Sweden has a long history of gender-affirming care for young people. However, as far back as in 2011, a 30-year Swedish study revealed that sex-reassigned persons had much higher rates of suicide, suicide attempts and psychiatric admission. The conclusion of the study was that surgery alone does not effectively treat gender dysphoria. A further Swedish report in 2020 states, 'People with gender dysphoria, especially young people, have a high incidence of co-occurring psychiatric diagnoses, self-harm behaviors, and suicide attempts compared to the general population. Co-occurring psychiatric diagnoses among people with gender dysphoria are therefore a factor that needs to be considered more closely during investigation.' As recently as 2022, Sweden officially discontinued hormonal treatments for under-18s based on lack of clarity of around their benefits and concerns of medical harm. It is absolutely irrational to force through single-minded, highly political gender-affirming narratives without paying attention to these developments and seeking effective solutions to address the core mental health issues associated with gender dysphoria. The Covenant murders may not have happened if Hale had access to Swedish standards of care.
Of course, we could conclude that the entire country of Sweden is 'phobic'. Or, perhaps we should identify as rational people and learn from the research.
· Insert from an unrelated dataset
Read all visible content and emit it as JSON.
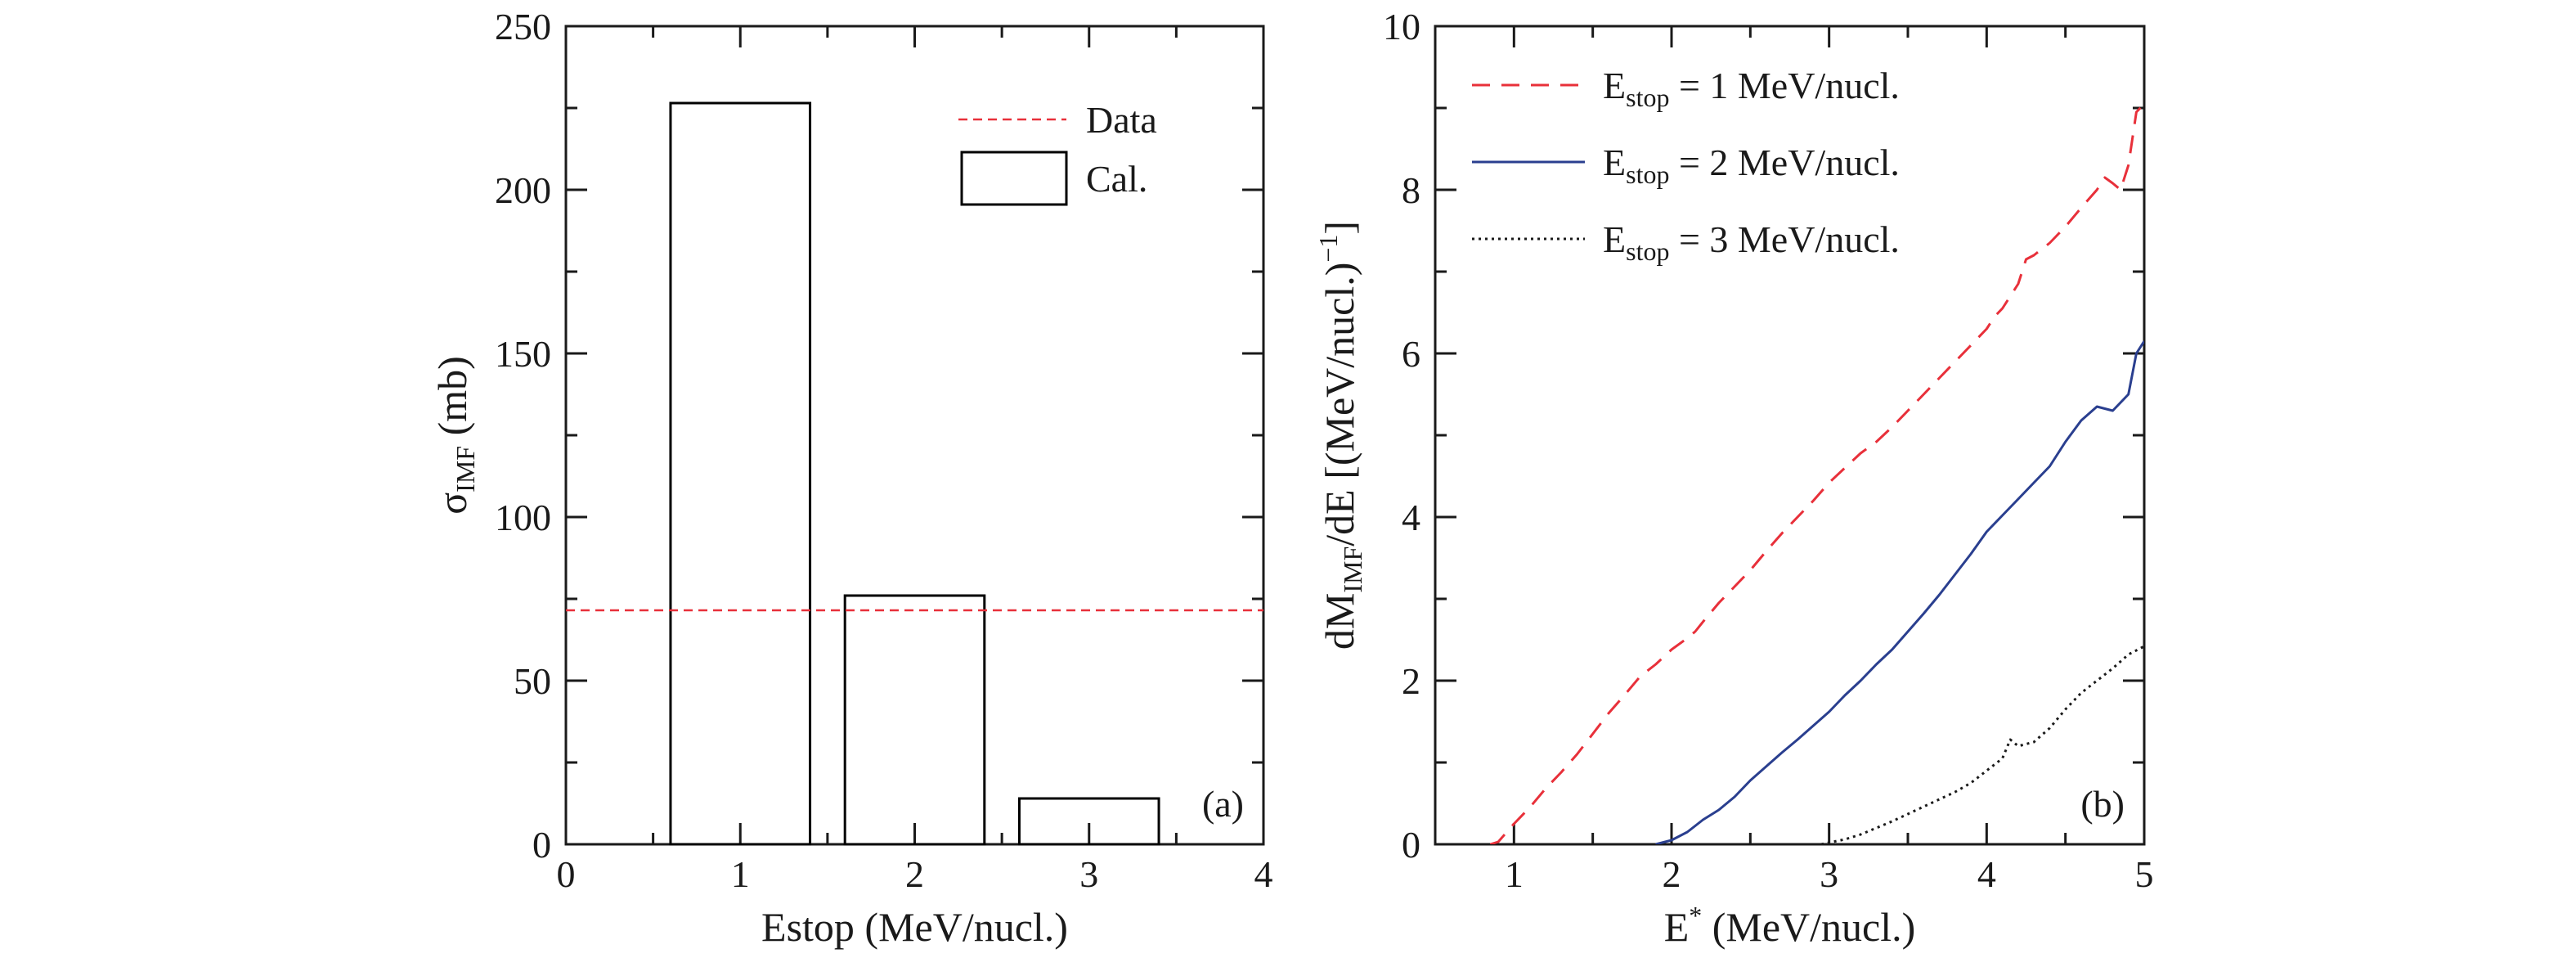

In light of Sweden's insights, if we truly care about gender dysphoric young people and their mental health, we should seek honest answers about why they turn to violence. Snochia Moseley, who shot up a Rite Aid distribution centre in September 2018, was a trans man. Devon Erickson, responsible for the Colorado school shooting in May 2019 is transgender. Lee Aldrich, who shot up Colorado LGBT Club Q in November 2022, identifies as non-binary. And now we have Hale.
The motives for these murders are not entirely clear. But even if the reason is others' non-acceptance of their identities, the focus should not be on those who rejected them but on the murderers' pathological inability to withstand rejection. The fact is that everyone is rejected in life for one reason or another. But murder is not a normal or acceptable response to rejection. We didn't think the Colombine High School shooting in 1999 was acceptable because the killers were rejected by peers. We didn't think the Virginia Tech shooting in 2007 was acceptable because the killer was rejected by women. Therefore, trans people don't get a pass to murder those who don't accept them. Every murderer listed here clearly was or is suffering from deep psychosis. And anyone who applauds Hale while celebrating the deaths of innocent people is a repugnant sociopathic narcissist shamelessly capitalising on a tragedy to justify their insatiable need for validation.
Nevertheless, I concede that the Trans Resistance Network is right about one thing: hate does have consequences. When you hate scientific fact, medical evidence, logic, truth, reasoned debate, and people who disagree with you, the consequences of murder and suicide definitely happen.